Avevamo assolutamente bisogno di un infrastruttura, di una sede vera, funzionale, e di grande respiro, che possa finalmente accogliere e artisti di medio e grande calibro, offrendo finalmente l'occasione a questa terra di rilanciare la propria immagine all'interno di quello che e' il business dell'arte e dello spettacolo. 

Stando a quello che le carte dicono, il Comune d'Isernia ha incassato piu' di 30 milioni di euro da parte dello Stato per mettere in opera l'Auditorium, la qual cosa mi sembra gia' una notevole vittoria per una provincia che merita visibilita' e che vuole essere l'elemento di traino, l'esempio da seguire, citta' capofila di un progetto culturale che in un momento storico in cui il decadimento dell'arte e' palesato dalla difficolta' stessa con cui gli operatori del settore si trovano ad operare.

Ed e' in un momento come questo che un opera come l'Auditorium diventa un vero e proprio gancio che permettera' a questa regione di rimanere ancorata al movimento culturale italiano, entrando finalmente a far parte di quella schiera di gestioni e locations che ospitano gli eventi ed i protagonisti principali del panorama musicale ed artistico internazionale. 

E mi meraviglio davvero della bieca cecita' di alcuni politici, che strumentalizzando la questione per i loro fini, sono arrivati a dire che un Auditorium di 700 poltroncine e' una struttura enorme la cui presenza non e' giustificata in una citta' con poche decine di migliaia di abitanti come Isernia. 

Vorrei dire a costoro che mi sembra ovvio, scontato, e di facile intuizione, il fatto che una location del genere e' destinata ad ospitare eventi che interesseranno non solo gli isernini, ma anche tutti i molisani ed ancora gli abitanti delle regioni limitrofe.

Oppure pensano che il Parco della Musica a Roma sia un Auditorium per i Romani?? Ma dico, stiamo scherzando?

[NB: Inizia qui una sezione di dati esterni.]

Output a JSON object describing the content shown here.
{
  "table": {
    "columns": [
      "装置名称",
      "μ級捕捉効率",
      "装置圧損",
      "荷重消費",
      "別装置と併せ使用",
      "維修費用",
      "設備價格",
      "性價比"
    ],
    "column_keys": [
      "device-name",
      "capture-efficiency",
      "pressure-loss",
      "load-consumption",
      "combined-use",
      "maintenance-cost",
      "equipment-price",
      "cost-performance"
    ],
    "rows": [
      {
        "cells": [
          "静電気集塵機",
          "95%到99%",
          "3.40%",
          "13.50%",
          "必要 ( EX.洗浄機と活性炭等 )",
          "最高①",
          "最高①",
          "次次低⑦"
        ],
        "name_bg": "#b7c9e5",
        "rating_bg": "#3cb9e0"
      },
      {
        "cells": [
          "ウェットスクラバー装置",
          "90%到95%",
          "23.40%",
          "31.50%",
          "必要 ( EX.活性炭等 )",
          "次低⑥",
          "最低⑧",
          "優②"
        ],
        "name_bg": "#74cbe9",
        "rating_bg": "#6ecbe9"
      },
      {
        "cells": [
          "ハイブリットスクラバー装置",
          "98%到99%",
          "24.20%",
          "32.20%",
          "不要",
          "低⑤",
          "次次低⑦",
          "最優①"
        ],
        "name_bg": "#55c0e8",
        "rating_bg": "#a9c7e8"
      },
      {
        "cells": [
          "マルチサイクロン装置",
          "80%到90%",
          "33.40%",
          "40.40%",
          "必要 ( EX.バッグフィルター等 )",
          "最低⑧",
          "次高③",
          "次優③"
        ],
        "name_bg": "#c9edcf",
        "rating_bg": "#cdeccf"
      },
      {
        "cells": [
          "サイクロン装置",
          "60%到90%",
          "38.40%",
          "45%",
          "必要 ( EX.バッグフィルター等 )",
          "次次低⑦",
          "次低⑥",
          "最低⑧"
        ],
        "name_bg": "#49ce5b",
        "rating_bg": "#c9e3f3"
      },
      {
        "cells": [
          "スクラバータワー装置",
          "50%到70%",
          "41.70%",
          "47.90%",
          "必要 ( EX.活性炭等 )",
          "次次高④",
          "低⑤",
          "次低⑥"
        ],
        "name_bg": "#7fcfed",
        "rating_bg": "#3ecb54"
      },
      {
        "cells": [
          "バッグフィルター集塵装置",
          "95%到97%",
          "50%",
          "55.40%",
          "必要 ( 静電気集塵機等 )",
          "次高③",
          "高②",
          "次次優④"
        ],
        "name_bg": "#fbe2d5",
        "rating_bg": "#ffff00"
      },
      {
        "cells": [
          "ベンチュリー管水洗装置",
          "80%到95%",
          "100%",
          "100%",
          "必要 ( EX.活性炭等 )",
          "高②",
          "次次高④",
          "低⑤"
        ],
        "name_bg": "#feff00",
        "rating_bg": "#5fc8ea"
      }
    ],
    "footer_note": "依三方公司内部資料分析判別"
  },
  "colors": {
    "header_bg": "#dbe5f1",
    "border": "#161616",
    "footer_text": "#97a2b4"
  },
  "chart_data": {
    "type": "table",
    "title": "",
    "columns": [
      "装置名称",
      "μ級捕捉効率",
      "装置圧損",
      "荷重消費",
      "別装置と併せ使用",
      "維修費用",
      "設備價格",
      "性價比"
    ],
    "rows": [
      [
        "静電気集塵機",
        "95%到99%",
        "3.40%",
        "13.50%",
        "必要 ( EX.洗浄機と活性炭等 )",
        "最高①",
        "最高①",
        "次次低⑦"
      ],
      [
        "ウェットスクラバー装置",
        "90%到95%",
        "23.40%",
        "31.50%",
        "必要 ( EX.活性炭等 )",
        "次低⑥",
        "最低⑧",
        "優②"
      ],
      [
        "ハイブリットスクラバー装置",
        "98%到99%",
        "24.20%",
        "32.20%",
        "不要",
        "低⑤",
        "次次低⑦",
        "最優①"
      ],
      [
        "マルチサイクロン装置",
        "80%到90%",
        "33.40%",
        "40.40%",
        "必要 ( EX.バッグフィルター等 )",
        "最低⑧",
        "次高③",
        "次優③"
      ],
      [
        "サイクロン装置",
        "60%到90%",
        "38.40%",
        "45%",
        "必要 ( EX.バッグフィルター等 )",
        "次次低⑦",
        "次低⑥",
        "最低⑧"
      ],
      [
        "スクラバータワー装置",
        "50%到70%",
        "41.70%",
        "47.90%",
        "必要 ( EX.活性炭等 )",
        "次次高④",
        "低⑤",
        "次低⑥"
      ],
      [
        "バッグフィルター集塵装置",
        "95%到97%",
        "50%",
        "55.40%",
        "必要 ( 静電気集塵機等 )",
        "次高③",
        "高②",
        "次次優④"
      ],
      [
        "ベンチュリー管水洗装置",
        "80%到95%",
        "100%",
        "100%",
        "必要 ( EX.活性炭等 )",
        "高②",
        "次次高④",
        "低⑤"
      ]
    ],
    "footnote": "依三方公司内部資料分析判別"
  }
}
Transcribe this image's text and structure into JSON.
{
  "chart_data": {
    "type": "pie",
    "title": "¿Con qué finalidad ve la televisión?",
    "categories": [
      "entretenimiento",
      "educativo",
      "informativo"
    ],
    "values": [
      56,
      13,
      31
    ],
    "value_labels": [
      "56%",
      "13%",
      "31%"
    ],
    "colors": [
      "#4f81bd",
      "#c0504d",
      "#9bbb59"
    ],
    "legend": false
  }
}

L'altra questione e' quella inerente alla spesa per l'auditorium. Non capisco perche' tanta ferocia contro il Sindaco Melogli, meritevole di una grande intuizione e colpevole solo di aver pensato che per una volta, Isernia ed al Molise, potevano diventare protagoniste delle dinamiche italiane, anziche' relegare a questa terra il primato di "eterna esclusa".

Ed allora quello che vorrei dire a tutti i miei amministratori, locali, regionali, e provinciali e' : perche' non proviamo a fare squadra per individuare le risorse di cui ha bisogno la regione ed il comune per completare l'opera? 

Parliamo di 10 milioni di euro, somma considerevole indubbiamente, che pero' sono sicuro, puo' essere raggiunta con un diligente lavoro di squadra, scevro dai colori politici e dalle polemiche (soprattutto quelle pre-elettorali!) in un momento in cui, una volta in piu' la Cultura dovrebbe essere l'anello di congiunzione, il terreno comune su cui confrontarsi, per lavorare insieme e permettere a questa Regione di esprimersi in tutte le sue potenzialita. Inutile aggiungere che l'Arte e la Cutlura NON HANNO E NON DEVONO AVERE COLORE POLITICO, ma continuare ad essere la massima espressione dell'anima di un popolo.

Nel salutare tutti i lettori, tengo a precisare che non sono tesserato con nessun partito, non sono in politica, e non sono residente ad Isernia dove quindi non ho diritto di voto, ma come tutti gli artisti sono interessato alla diffusione ed alla qualita' delle produzioni artistiche di questa terra dove ho scelto di tornare a vivere e ad operare.